A story circulates about Mother Teresa, who, it is said, replied to the question “How do you stand it when you have to serve some truly despicable person?” with sigh, saying, “I look deeply into their eyes and say to myself, “My Jesus, what an interesting disguise you are wearing today.”
Many years ago, I saw a piece by artist Ginger Geyer called something like “Mother Teresa’s Paper Dolls,” which was inspired by this story. Geyer, who specializes in not-quite-trompe-oeil porcelain renditions of all kinds of everyday objects, had made a piece that consisted of something that looked like a cheap, flat paper box, the kind that might once have been used to give someone a carefully-folded shirt or scarf, but now was so beat up that it was only good for holding a child’s collection of paper dolls. The paper dolls inside, however, were not the sentimental religious cutouts that might be found by googling “Mother Teresa” and “paper dolls” today, nor were they the kind of fantasy fashions that populated the paper dolls of my own childhood in the 1950s. Rather, what I recall is that the fragile, wafer-thin, human-shaped objects inside that porcelain box which pretended to be ordinary, worn-out cardboard bore images of people with disfigured faces or missing limbs, naked or dressed in rags or wrapped in dirty blankets. These fake cut-outs were disguises for the missing, perfect, shining figure of Jesus.

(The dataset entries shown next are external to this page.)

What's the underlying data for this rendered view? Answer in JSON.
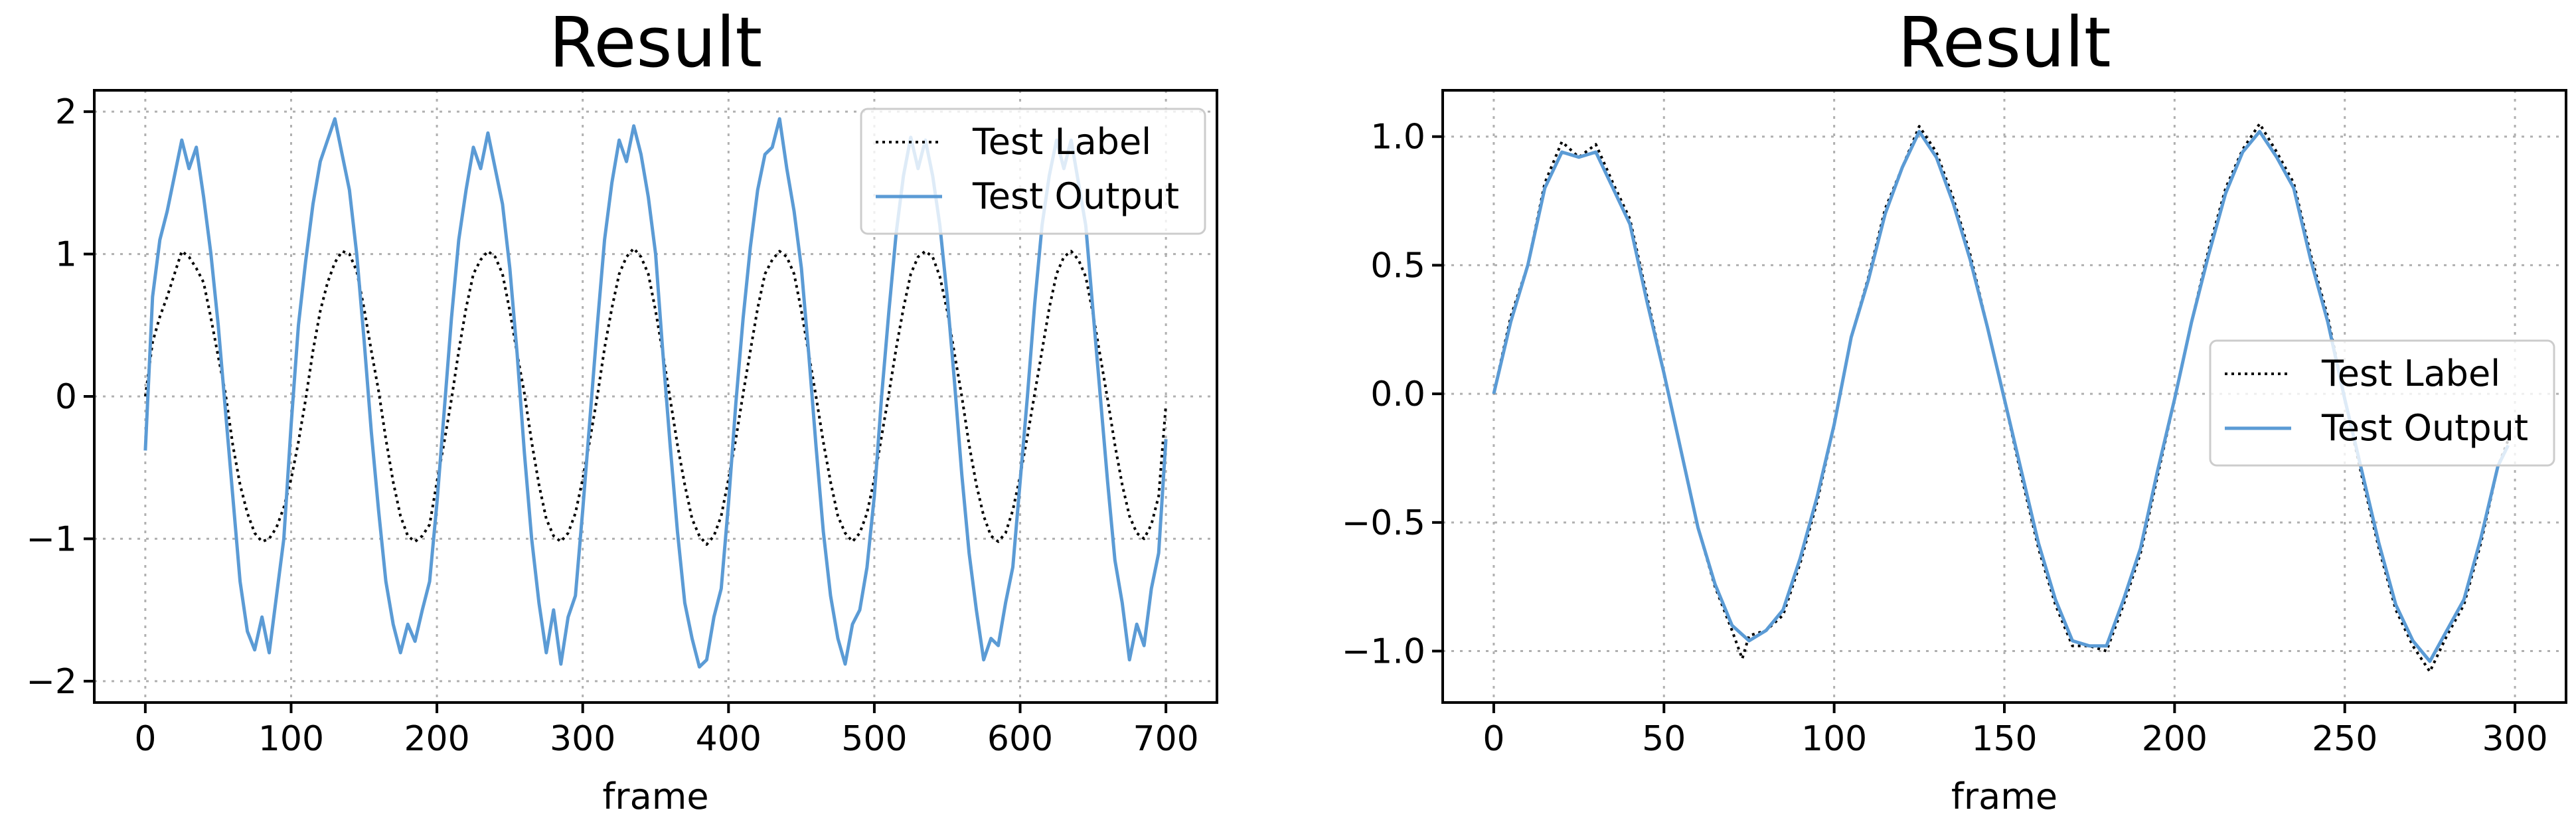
{
  "chart_data": [
    {
      "type": "line",
      "title": "Result",
      "xlabel": "frame",
      "ylabel": "",
      "xlim": [
        -35,
        735
      ],
      "ylim": [
        -2.15,
        2.15
      ],
      "xticks": [
        0,
        100,
        200,
        300,
        400,
        500,
        600,
        700
      ],
      "yticks": [
        -2,
        -1,
        0,
        1,
        2
      ],
      "xtick_labels": [
        "0",
        "100",
        "200",
        "300",
        "400",
        "500",
        "600",
        "700"
      ],
      "ytick_labels": [
        "−2",
        "−1",
        "0",
        "1",
        "2"
      ],
      "grid": true,
      "legend_position": "upper right",
      "series": [
        {
          "name": "Test Label",
          "color": "#000000",
          "style": "dotted",
          "x": [
            0,
            5,
            10,
            15,
            20,
            25,
            30,
            35,
            40,
            45,
            50,
            55,
            60,
            65,
            70,
            75,
            80,
            85,
            90,
            95,
            100,
            105,
            110,
            115,
            120,
            125,
            130,
            135,
            140,
            145,
            150,
            155,
            160,
            165,
            170,
            175,
            180,
            185,
            190,
            195,
            200,
            205,
            210,
            215,
            220,
            225,
            230,
            235,
            240,
            245,
            250,
            255,
            260,
            265,
            270,
            275,
            280,
            285,
            290,
            295,
            300,
            305,
            310,
            315,
            320,
            325,
            330,
            335,
            340,
            345,
            350,
            355,
            360,
            365,
            370,
            375,
            380,
            385,
            390,
            395,
            400,
            405,
            410,
            415,
            420,
            425,
            430,
            435,
            440,
            445,
            450,
            455,
            460,
            465,
            470,
            475,
            480,
            485,
            490,
            495,
            500,
            505,
            510,
            515,
            520,
            525,
            530,
            535,
            540,
            545,
            550,
            555,
            560,
            565,
            570,
            575,
            580,
            585,
            590,
            595,
            600,
            605,
            610,
            615,
            620,
            625,
            630,
            635,
            640,
            645,
            650,
            655,
            660,
            665,
            670,
            675,
            680,
            685,
            690,
            695,
            700
          ],
          "values": [
            0.0,
            0.38,
            0.56,
            0.7,
            0.86,
            1.02,
            0.98,
            0.9,
            0.8,
            0.55,
            0.28,
            0.02,
            -0.34,
            -0.62,
            -0.82,
            -0.96,
            -1.02,
            -1.0,
            -0.92,
            -0.78,
            -0.58,
            -0.32,
            -0.02,
            0.32,
            0.6,
            0.8,
            0.94,
            1.02,
            1.0,
            0.88,
            0.62,
            0.32,
            0.04,
            -0.3,
            -0.6,
            -0.84,
            -0.98,
            -1.02,
            -0.98,
            -0.9,
            -0.6,
            -0.32,
            -0.02,
            0.32,
            0.62,
            0.86,
            0.96,
            1.02,
            0.98,
            0.86,
            0.6,
            0.3,
            0.02,
            -0.32,
            -0.62,
            -0.86,
            -0.98,
            -1.02,
            -0.96,
            -0.82,
            -0.58,
            -0.3,
            0.0,
            0.34,
            0.62,
            0.86,
            0.98,
            1.04,
            0.98,
            0.86,
            0.6,
            0.3,
            -0.02,
            -0.34,
            -0.62,
            -0.86,
            -0.98,
            -1.04,
            -0.98,
            -0.84,
            -0.58,
            -0.3,
            0.02,
            0.32,
            0.62,
            0.86,
            0.96,
            1.02,
            0.98,
            0.86,
            0.6,
            0.3,
            0.0,
            -0.32,
            -0.6,
            -0.84,
            -0.96,
            -1.02,
            -0.96,
            -0.82,
            -0.58,
            -0.28,
            0.02,
            0.34,
            0.62,
            0.86,
            0.98,
            1.02,
            0.98,
            0.84,
            0.6,
            0.3,
            0.0,
            -0.34,
            -0.62,
            -0.84,
            -0.98,
            -1.02,
            -0.96,
            -0.8,
            -0.56,
            -0.28,
            0.02,
            0.32,
            0.62,
            0.86,
            0.98,
            1.02,
            0.96,
            0.84,
            0.58,
            0.28,
            -0.02,
            -0.34,
            -0.62,
            -0.84,
            -0.96,
            -1.0,
            -0.9,
            -0.7,
            -0.06
          ]
        },
        {
          "name": "Test Output",
          "color": "#5b9bd5",
          "style": "solid",
          "x": [
            0,
            5,
            10,
            15,
            20,
            25,
            30,
            35,
            40,
            45,
            50,
            55,
            60,
            65,
            70,
            75,
            80,
            85,
            90,
            95,
            100,
            105,
            110,
            115,
            120,
            125,
            130,
            135,
            140,
            145,
            150,
            155,
            160,
            165,
            170,
            175,
            180,
            185,
            190,
            195,
            200,
            205,
            210,
            215,
            220,
            225,
            230,
            235,
            240,
            245,
            250,
            255,
            260,
            265,
            270,
            275,
            280,
            285,
            290,
            295,
            300,
            305,
            310,
            315,
            320,
            325,
            330,
            335,
            340,
            345,
            350,
            355,
            360,
            365,
            370,
            375,
            380,
            385,
            390,
            395,
            400,
            405,
            410,
            415,
            420,
            425,
            430,
            435,
            440,
            445,
            450,
            455,
            460,
            465,
            470,
            475,
            480,
            485,
            490,
            495,
            500,
            505,
            510,
            515,
            520,
            525,
            530,
            535,
            540,
            545,
            550,
            555,
            560,
            565,
            570,
            575,
            580,
            585,
            590,
            595,
            600,
            605,
            610,
            615,
            620,
            625,
            630,
            635,
            640,
            645,
            650,
            655,
            660,
            665,
            670,
            675,
            680,
            685,
            690,
            695,
            700
          ],
          "values": [
            -0.38,
            0.7,
            1.1,
            1.3,
            1.55,
            1.8,
            1.6,
            1.75,
            1.4,
            1.0,
            0.5,
            -0.1,
            -0.7,
            -1.3,
            -1.65,
            -1.78,
            -1.55,
            -1.8,
            -1.4,
            -1.0,
            -0.2,
            0.5,
            0.95,
            1.35,
            1.65,
            1.8,
            1.95,
            1.7,
            1.45,
            1.0,
            0.4,
            -0.25,
            -0.8,
            -1.3,
            -1.6,
            -1.8,
            -1.6,
            -1.72,
            -1.5,
            -1.3,
            -0.75,
            -0.1,
            0.55,
            1.1,
            1.45,
            1.75,
            1.6,
            1.85,
            1.6,
            1.35,
            0.9,
            0.3,
            -0.4,
            -1.0,
            -1.45,
            -1.8,
            -1.5,
            -1.88,
            -1.55,
            -1.4,
            -0.8,
            -0.15,
            0.5,
            1.1,
            1.5,
            1.8,
            1.65,
            1.9,
            1.7,
            1.4,
            1.0,
            0.3,
            -0.35,
            -0.95,
            -1.45,
            -1.7,
            -1.9,
            -1.85,
            -1.55,
            -1.35,
            -0.75,
            -0.05,
            0.55,
            1.05,
            1.45,
            1.7,
            1.75,
            1.95,
            1.6,
            1.3,
            0.9,
            0.3,
            -0.35,
            -0.95,
            -1.4,
            -1.7,
            -1.88,
            -1.6,
            -1.5,
            -1.2,
            -0.7,
            0.0,
            0.6,
            1.15,
            1.55,
            1.82,
            1.6,
            1.8,
            1.55,
            1.2,
            0.7,
            0.1,
            -0.55,
            -1.1,
            -1.5,
            -1.85,
            -1.7,
            -1.75,
            -1.45,
            -1.2,
            -0.6,
            0.0,
            0.65,
            1.2,
            1.55,
            1.8,
            1.6,
            1.8,
            1.5,
            1.2,
            0.6,
            0.0,
            -0.6,
            -1.15,
            -1.45,
            -1.85,
            -1.6,
            -1.75,
            -1.35,
            -1.1,
            -0.3
          ]
        }
      ]
    },
    {
      "type": "line",
      "title": "Result",
      "xlabel": "frame",
      "ylabel": "",
      "xlim": [
        -15,
        315
      ],
      "ylim": [
        -1.2,
        1.18
      ],
      "xticks": [
        0,
        50,
        100,
        150,
        200,
        250,
        300
      ],
      "yticks": [
        -1.0,
        -0.5,
        0.0,
        0.5,
        1.0
      ],
      "xtick_labels": [
        "0",
        "50",
        "100",
        "150",
        "200",
        "250",
        "300"
      ],
      "ytick_labels": [
        "−1.0",
        "−0.5",
        "0.0",
        "0.5",
        "1.0"
      ],
      "grid": true,
      "legend_position": "center right",
      "series": [
        {
          "name": "Test Label",
          "color": "#000000",
          "style": "dotted",
          "x": [
            0,
            5,
            10,
            15,
            20,
            25,
            30,
            35,
            40,
            45,
            50,
            55,
            60,
            65,
            70,
            73,
            75,
            80,
            85,
            90,
            95,
            100,
            105,
            110,
            115,
            120,
            125,
            130,
            135,
            140,
            145,
            150,
            155,
            160,
            165,
            170,
            175,
            180,
            185,
            190,
            195,
            200,
            205,
            210,
            215,
            220,
            225,
            230,
            235,
            240,
            245,
            250,
            255,
            260,
            265,
            270,
            275,
            280,
            285,
            290,
            295,
            298
          ],
          "values": [
            0.0,
            0.3,
            0.5,
            0.82,
            0.98,
            0.92,
            0.97,
            0.82,
            0.68,
            0.38,
            0.08,
            -0.22,
            -0.52,
            -0.75,
            -0.92,
            -1.03,
            -0.94,
            -0.92,
            -0.86,
            -0.66,
            -0.42,
            -0.12,
            0.22,
            0.45,
            0.72,
            0.88,
            1.04,
            0.94,
            0.76,
            0.54,
            0.26,
            -0.02,
            -0.32,
            -0.6,
            -0.82,
            -0.98,
            -0.98,
            -1.0,
            -0.82,
            -0.62,
            -0.32,
            -0.02,
            0.28,
            0.56,
            0.8,
            0.95,
            1.05,
            0.94,
            0.82,
            0.54,
            0.3,
            -0.02,
            -0.32,
            -0.6,
            -0.84,
            -0.98,
            -1.08,
            -0.94,
            -0.82,
            -0.58,
            -0.28,
            -0.18
          ]
        },
        {
          "name": "Test Output",
          "color": "#5b9bd5",
          "style": "solid",
          "x": [
            0,
            5,
            10,
            15,
            20,
            25,
            30,
            35,
            40,
            45,
            50,
            55,
            60,
            65,
            70,
            75,
            80,
            85,
            90,
            95,
            100,
            105,
            110,
            115,
            120,
            125,
            130,
            135,
            140,
            145,
            150,
            155,
            160,
            165,
            170,
            175,
            180,
            185,
            190,
            195,
            200,
            205,
            210,
            215,
            220,
            225,
            230,
            235,
            240,
            245,
            250,
            255,
            260,
            265,
            270,
            275,
            280,
            285,
            290,
            295,
            298
          ],
          "values": [
            0.0,
            0.28,
            0.5,
            0.8,
            0.94,
            0.92,
            0.94,
            0.8,
            0.66,
            0.36,
            0.08,
            -0.22,
            -0.52,
            -0.74,
            -0.9,
            -0.96,
            -0.92,
            -0.84,
            -0.64,
            -0.4,
            -0.12,
            0.22,
            0.44,
            0.7,
            0.88,
            1.02,
            0.92,
            0.74,
            0.52,
            0.26,
            -0.02,
            -0.3,
            -0.58,
            -0.8,
            -0.96,
            -0.98,
            -0.98,
            -0.8,
            -0.6,
            -0.3,
            -0.02,
            0.28,
            0.54,
            0.78,
            0.94,
            1.02,
            0.92,
            0.8,
            0.52,
            0.28,
            -0.02,
            -0.3,
            -0.58,
            -0.82,
            -0.96,
            -1.04,
            -0.92,
            -0.8,
            -0.56,
            -0.28,
            -0.2
          ]
        }
      ]
    }
  ]
}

That I still recall this piece all these years later is a testament to the power of Geyer’s quirky vision, as well as to the enduring truth of today’s Gospel reading.* We are all paper dolls, covering up the shining presence that lives in each one of us with masks that keep us from seeing Jesus in one another, or from being Jesus to someone else. Today, Jesus continues to invite me to see past whatever disguises he might be wearing, and to remember that I, too, might be Jesus in disguise, offering the water of life to someone who is dying of thirst.
–Deborah Sokolove, Seekers Church
- Who do I see when I look into the eyes of a stranger?
- How have I welcomed Jesus-in-Disguise?
- How have I been Jesus-in-Disguise to others?